In caso di ictus cerebrale manifesto è importante una qualificata terapia ospedaliera per garantire le necessarie terapie di base e per avviare un programma diagnostico e una precoce terapia riabilitativa che deve mobilitare il paziente e allenare specificamente le funzioni disturbate (fisioterapia, logopedia) per ottenere il loro massimo recupero e insegnare al paziente nuove tecniche di movimento che tengono conto delle paralisi e usano al meglio gli arti paralizzati. La fisioterapia è inoltre diretta a prevenire l'irrigidimento permanente delle articolazioni, che può risultare dall'irrigidimento muscolare (spasticità) che spesso si sviluppa dopo paralisi estese. Mentre un certo grado di spasticità può essere utile per l'impiego passivo di un arto e per permettere al paziente di mantenere una posizione verticale o di camminare, una spasticità accentuata può aumentare la disabilità o può essere dolorosa.
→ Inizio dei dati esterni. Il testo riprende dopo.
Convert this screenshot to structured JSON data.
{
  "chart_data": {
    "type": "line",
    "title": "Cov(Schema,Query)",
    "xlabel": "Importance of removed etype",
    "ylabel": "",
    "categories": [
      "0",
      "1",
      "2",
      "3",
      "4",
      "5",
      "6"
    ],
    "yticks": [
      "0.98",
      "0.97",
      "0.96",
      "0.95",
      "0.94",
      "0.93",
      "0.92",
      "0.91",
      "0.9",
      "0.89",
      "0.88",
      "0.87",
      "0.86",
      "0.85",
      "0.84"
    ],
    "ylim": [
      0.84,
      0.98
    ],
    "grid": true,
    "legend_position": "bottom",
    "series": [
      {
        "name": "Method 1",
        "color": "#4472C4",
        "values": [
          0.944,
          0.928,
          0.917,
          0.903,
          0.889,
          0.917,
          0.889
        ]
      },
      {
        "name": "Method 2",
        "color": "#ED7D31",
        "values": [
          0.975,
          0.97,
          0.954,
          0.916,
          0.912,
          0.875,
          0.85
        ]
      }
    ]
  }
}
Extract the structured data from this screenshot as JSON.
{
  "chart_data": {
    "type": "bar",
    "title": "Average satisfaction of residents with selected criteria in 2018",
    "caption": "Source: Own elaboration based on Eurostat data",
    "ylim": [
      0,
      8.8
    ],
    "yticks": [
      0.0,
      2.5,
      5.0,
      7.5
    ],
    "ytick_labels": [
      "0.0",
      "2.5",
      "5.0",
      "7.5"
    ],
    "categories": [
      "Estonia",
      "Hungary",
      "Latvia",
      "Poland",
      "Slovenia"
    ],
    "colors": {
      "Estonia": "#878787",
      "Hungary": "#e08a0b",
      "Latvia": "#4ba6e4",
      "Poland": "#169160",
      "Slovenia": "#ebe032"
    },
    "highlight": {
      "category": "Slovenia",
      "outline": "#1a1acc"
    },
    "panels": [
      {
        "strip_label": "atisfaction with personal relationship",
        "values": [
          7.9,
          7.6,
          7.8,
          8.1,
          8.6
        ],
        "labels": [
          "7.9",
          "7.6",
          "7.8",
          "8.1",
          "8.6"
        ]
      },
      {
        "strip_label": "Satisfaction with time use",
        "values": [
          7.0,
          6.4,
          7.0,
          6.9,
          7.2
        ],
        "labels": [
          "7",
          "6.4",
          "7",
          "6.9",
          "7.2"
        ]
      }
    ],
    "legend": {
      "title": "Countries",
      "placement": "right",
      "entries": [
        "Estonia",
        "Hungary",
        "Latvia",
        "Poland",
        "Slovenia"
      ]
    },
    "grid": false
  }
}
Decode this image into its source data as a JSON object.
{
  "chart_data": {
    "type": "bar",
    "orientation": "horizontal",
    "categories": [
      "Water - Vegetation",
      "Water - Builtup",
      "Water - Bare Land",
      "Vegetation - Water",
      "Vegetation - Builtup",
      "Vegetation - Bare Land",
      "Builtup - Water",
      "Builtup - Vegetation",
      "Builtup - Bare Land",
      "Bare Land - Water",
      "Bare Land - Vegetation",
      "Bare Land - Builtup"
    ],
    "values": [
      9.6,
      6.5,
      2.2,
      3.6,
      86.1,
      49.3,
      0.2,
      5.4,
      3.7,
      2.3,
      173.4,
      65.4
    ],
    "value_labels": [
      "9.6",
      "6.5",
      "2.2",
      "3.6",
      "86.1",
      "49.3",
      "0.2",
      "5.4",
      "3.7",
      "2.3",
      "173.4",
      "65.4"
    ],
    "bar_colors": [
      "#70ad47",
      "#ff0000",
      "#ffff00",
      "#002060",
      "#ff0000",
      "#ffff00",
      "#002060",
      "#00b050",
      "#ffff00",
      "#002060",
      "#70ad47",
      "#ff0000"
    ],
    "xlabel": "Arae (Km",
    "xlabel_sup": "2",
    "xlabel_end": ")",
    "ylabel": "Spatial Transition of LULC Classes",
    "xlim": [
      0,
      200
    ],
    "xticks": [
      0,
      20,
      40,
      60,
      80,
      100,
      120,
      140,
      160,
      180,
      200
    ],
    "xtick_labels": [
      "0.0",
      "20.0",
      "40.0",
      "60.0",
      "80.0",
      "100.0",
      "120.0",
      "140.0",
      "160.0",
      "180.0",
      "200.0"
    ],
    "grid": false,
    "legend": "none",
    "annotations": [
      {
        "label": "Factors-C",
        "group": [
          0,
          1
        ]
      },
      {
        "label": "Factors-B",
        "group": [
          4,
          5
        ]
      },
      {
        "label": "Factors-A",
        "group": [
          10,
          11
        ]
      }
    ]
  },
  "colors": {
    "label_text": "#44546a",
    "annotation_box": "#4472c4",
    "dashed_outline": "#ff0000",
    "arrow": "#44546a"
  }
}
In questo caso, va trattata con farmaci spasmolitici (baclofene, clonazepam, tizanidina, dantrolene). Un ulteriore aspetto importante è che dopo un ictus cerebrale si può instaurare una maggiore labilità psichica con alterazioni del comportamento o tendenze depressive che devono essere trattate a seconda della situazione individuale, impiegando strategie di terapia psicologica supportiva e farmacologica.
La scoperta di farmaci che in modelli sperimentali di ictus cerebrale possono ridurre il danno al tessuto nervoso (farmaci neuroprotettivi) ha fatto sperare che la somministrazione precoce di questi farmaci in pazienti colpiti da ictus possa notevolmente ridurre il grado di disabilità permanente. Finora, però, nessuno di questi farmaci è stato efficace in una serie di studi clinici, che vengono comunque portati avanti e potrebbero avere un impatto drastico nel futuro della terapia acuta dell'ictus cerebrale.